Public service posters were warranted. In 1942, Walt Disney loaned his Bambi characters to the government for one year to be used in the posters. In the meantime, a new forest character for future campaigns was sought.
On August 9, 1944, Smokey appeared on his first poster with caption "Smokey says – Care will prevent 9 out of 10 forest fires!" In 1947, the words were changed to "Remember, only YOU can prevent forest fires." In 2001, the iconic slogan's "forest fires" was replaced with "wildfires."
In 1950, an accident caused a real live symbol of Smokey Bear to be found.
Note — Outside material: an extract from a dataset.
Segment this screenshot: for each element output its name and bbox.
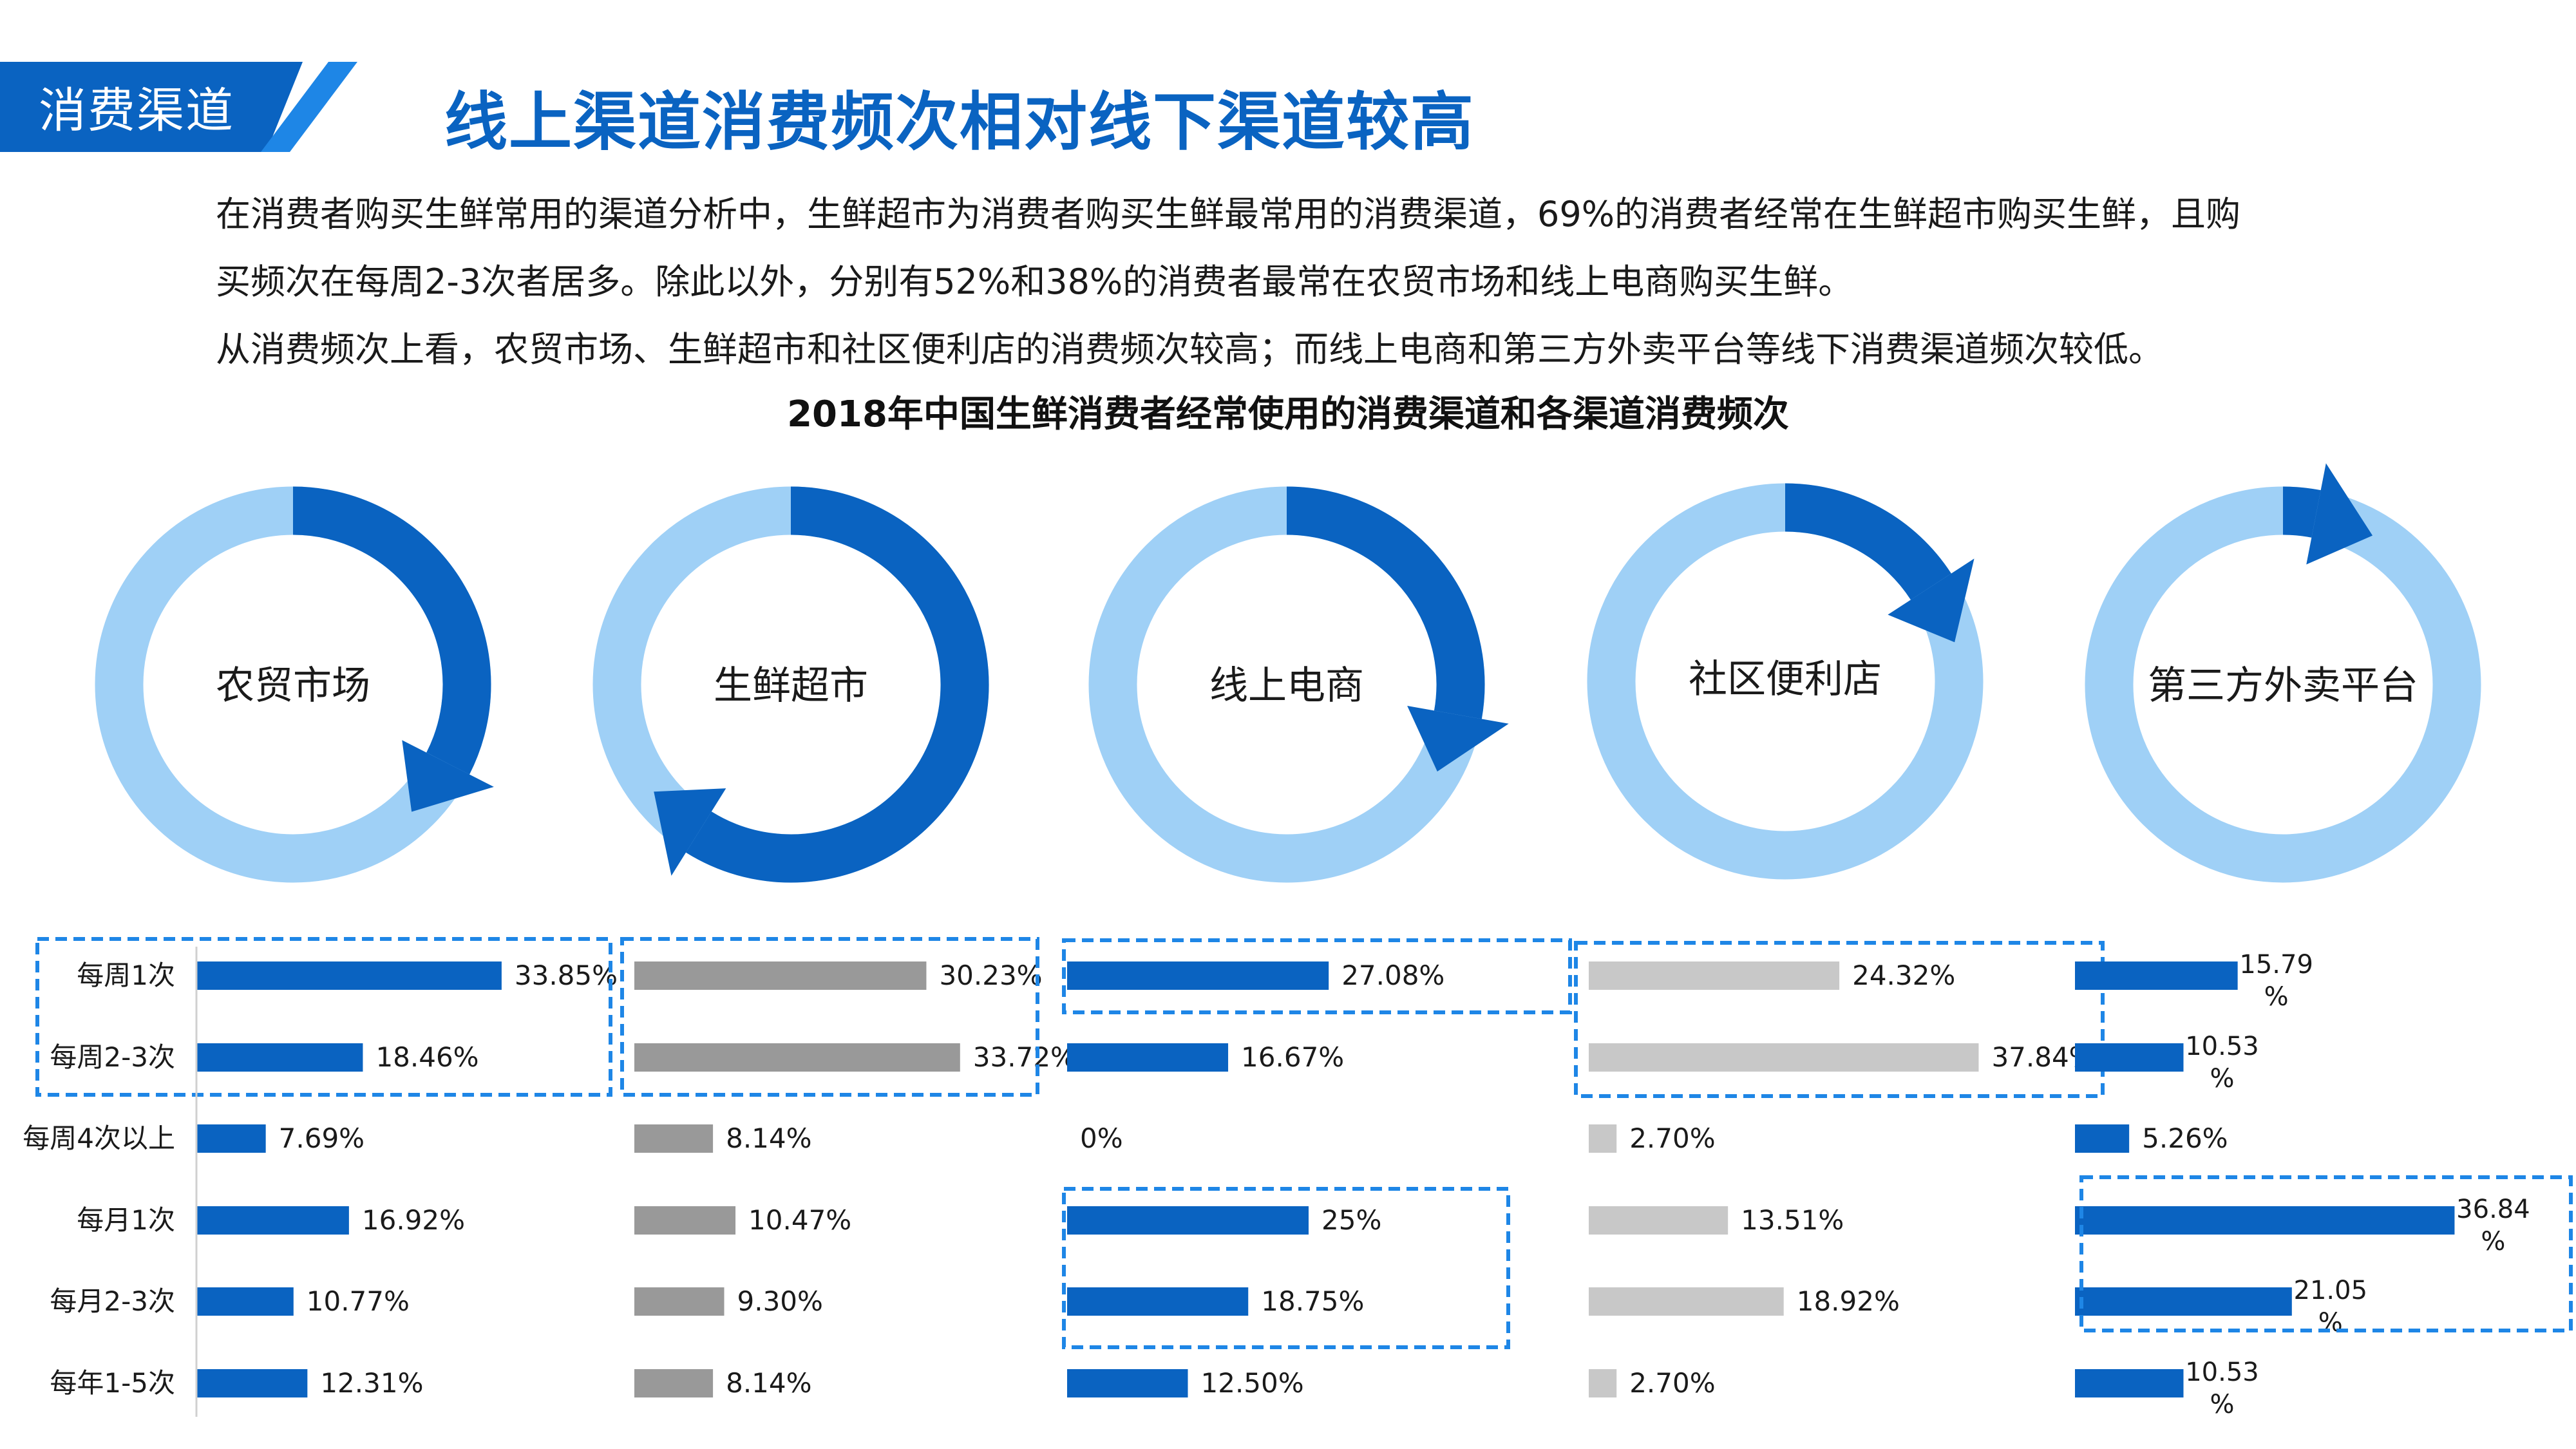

According to the New Mexico State Forestry site, two devastating fires in the area that year were human caused. By the time one was under control, the other had started picking up speed.
"On May 8th, a terrible wind made it impossible to control the fire and on this day nineteen fire fighters were forced to escape to a rock slide while the fire burned over them. They were rescued without any fatalities. It was on May 9th that the face of forest fire prevention changed forever with the discovery of a badly singed bear cub.
Briefly named 'Hotfoot Teddy' he was about to take his place in history as the 'living symbol' Smokey. Found clinging to a charred tree, the tiny cub was brought back to fire camp by a group of soldiers from Ft. Bliss, Texas, who had come to help fight the Capitan Gap fire. New Mexico game warden Ray Bell, who had been flying over the fire for fire boss Dean Earl, had heard of the burned cub. Ray knew the cub needed medical attention and the best veterinarian he knew was in Santa Fe. Ray loaded the little cub in the airplane and flew to Santa Fe. Once there, Dr. Ed Smith was the vet who treated the cub's burns but it was Ruth Bell (Ray's wife) and daughter Judy who deserve most of the credit for getting the little cub to eat."
Pictures of the orphan bear were released to the public, and Smokey quickly became a much-loved celebrity. Shortly thereafter, he was flown to his new home at the National Zoo in Washington, D.C., where hundreds of well-wishers and media awaited his arrival. During his 26-year stay, he received millions of visitors and fan letters. In fact, due to his immense popularity, the post office gave him his own zip code-20252-in 1964.
Smokey died in 1976. His remains were flown back to New Mexico and buried at Smokey Bear Historical Park. The plaque at his grave reads, "This is the resting place of the first living Smokey Bear...the living symbol of wildfire prevention and wildlife conservation."
As for what Smokey has in common with Frosty the Snowman and Peter Cottontail, all three have songs written about them by Steve Nelson and Jack Rollins. To hear the 1952 Smokey Bear song, see video tube clip included alongside this article.
Nasa news, 2012 "On May 14, Smokey went where no bear had gone before. NASA astronaut Joe Acaba and the Expedition 31 crew chose a plush Smokey doll to be the team's launch mascot, celebrating their trip to the International Space Station. During his tour about 250 miles above Earth, Smokey will turn 68 years old, sparking the celebrations back on the ground Thursday."